The attorney for a former Oklahoma high school basketball coach accused of raping a 16-year-old female student is challenging a state law that prohibits school employees from having sex with students, the Oklahoman reports.
David Slane’s client, 33-year-old Tyrone Nash, is charged with five counts of second-degree rape and five counts of forcible oral sodomy. His attorney is fighting to have the charges dismissed, citing a March 29 decision by the Arkansas Supreme Court to overturn a man’s conviction in a similar case.
Nash, who taught and coached basketball at Western Heights High School in Oklahoma City, was arrested Sept. 9 of last year after the student told police she had been having sex with a teacher.
Slane said the girl, who was a sophomore at the time of the sexual relationship, testified at a January preliminary hearing for Nash that she consented to all of the acts and acknowledged initiating contact with him.
Under Oklahoma law, the age of consent for sexual intercourse and oral sodomy is 16, but there is an exception that makes it illegal for school employees to have sex with anyone under the age of 20, according to KRMG. If found guilty, the teacher or school employee could be classified as a sex offender for life.
"Theoretically there could be a young man hired in the summer to cut the grass, and if he was involved with that young woman he could be charged with rape," Slane told KRMG.
The Oklahoman reports that Nash was not the girl’s teacher, and that she was a volunteer helper for the basketball team he coached. Even so, he can still be charged with rape, which is why Slane is advocating for the law to be modified to only apply to teachers and other school employees who wield some sort of power or authority over a student.

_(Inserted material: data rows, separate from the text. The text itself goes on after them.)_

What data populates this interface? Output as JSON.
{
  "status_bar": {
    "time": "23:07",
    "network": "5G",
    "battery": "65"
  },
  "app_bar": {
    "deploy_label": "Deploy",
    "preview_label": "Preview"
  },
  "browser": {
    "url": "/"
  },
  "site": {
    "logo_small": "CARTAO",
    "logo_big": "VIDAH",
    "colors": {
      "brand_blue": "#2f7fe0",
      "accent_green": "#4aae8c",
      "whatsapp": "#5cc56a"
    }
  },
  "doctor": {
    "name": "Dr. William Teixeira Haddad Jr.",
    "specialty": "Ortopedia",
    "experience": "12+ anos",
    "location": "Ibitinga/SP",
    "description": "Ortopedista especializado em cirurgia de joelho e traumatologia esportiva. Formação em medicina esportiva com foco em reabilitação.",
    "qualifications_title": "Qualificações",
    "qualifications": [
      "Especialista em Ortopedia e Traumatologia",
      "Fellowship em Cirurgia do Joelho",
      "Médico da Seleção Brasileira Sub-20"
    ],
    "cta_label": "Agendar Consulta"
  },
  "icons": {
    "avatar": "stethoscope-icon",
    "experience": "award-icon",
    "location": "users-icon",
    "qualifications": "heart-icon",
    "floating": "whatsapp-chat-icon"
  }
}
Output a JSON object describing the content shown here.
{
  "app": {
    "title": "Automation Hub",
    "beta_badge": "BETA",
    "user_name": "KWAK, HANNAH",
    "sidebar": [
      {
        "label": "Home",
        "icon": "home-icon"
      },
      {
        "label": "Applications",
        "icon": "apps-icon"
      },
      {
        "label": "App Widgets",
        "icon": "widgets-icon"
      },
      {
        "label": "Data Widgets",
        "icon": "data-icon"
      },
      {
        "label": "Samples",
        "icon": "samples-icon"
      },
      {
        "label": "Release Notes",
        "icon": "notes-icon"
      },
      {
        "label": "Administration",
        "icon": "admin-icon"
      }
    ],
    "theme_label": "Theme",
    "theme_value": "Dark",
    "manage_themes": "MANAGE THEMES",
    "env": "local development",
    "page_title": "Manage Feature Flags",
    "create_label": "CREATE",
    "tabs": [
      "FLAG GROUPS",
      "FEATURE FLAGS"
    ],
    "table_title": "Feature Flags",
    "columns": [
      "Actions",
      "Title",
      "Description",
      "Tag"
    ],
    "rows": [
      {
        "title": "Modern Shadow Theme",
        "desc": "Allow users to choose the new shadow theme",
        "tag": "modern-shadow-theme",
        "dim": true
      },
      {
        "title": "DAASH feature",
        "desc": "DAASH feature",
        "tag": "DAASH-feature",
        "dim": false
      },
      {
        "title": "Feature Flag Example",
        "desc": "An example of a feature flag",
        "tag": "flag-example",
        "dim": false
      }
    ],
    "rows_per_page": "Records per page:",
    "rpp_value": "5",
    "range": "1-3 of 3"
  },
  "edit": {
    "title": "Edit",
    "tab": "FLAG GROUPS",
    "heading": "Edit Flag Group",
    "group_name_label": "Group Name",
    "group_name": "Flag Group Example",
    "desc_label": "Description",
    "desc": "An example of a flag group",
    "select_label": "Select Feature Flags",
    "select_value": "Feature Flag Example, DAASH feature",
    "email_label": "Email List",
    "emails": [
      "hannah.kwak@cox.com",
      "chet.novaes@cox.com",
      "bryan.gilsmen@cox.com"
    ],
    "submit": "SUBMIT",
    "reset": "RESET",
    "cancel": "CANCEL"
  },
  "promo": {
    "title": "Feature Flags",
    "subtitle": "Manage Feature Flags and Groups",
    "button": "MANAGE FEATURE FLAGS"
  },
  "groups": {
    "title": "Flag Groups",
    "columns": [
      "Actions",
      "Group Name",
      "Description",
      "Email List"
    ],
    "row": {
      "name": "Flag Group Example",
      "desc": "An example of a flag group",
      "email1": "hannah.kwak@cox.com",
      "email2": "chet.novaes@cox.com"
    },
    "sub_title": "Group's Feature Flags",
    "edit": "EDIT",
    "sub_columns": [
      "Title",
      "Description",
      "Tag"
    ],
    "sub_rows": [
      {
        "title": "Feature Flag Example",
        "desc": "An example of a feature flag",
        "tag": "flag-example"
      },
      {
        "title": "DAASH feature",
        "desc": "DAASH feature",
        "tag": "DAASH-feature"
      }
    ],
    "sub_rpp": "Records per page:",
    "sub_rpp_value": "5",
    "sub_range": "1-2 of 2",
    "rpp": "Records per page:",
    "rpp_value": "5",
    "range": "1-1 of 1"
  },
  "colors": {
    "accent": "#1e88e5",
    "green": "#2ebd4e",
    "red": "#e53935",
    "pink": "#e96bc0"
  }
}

“I'm not saying that it's OK for teachers to have sex with students,” Slane said. “What I'm saying is this statute is poorly written and unconstitutional.”
According to the Oklahoman, Slane says the law is unconstitutional because if two people are of age of consent, they have a constitutional right to privacy, which includes sexual relations.
The law that was struck down earlier this year in Arkansas prohibited sexual contact between students younger than 21 and their teachers, KRMG reports. In that instance, the student in question was 18.
Slane says he is prepared to take the fight to the Oklahoma Supreme Court if necessary, according to KWTV. Nash’s case is scheduled to go to trial in late October, and the defense is expecting a ruling on its motion to have the age of consent law declared unconstitutional before the trial begins.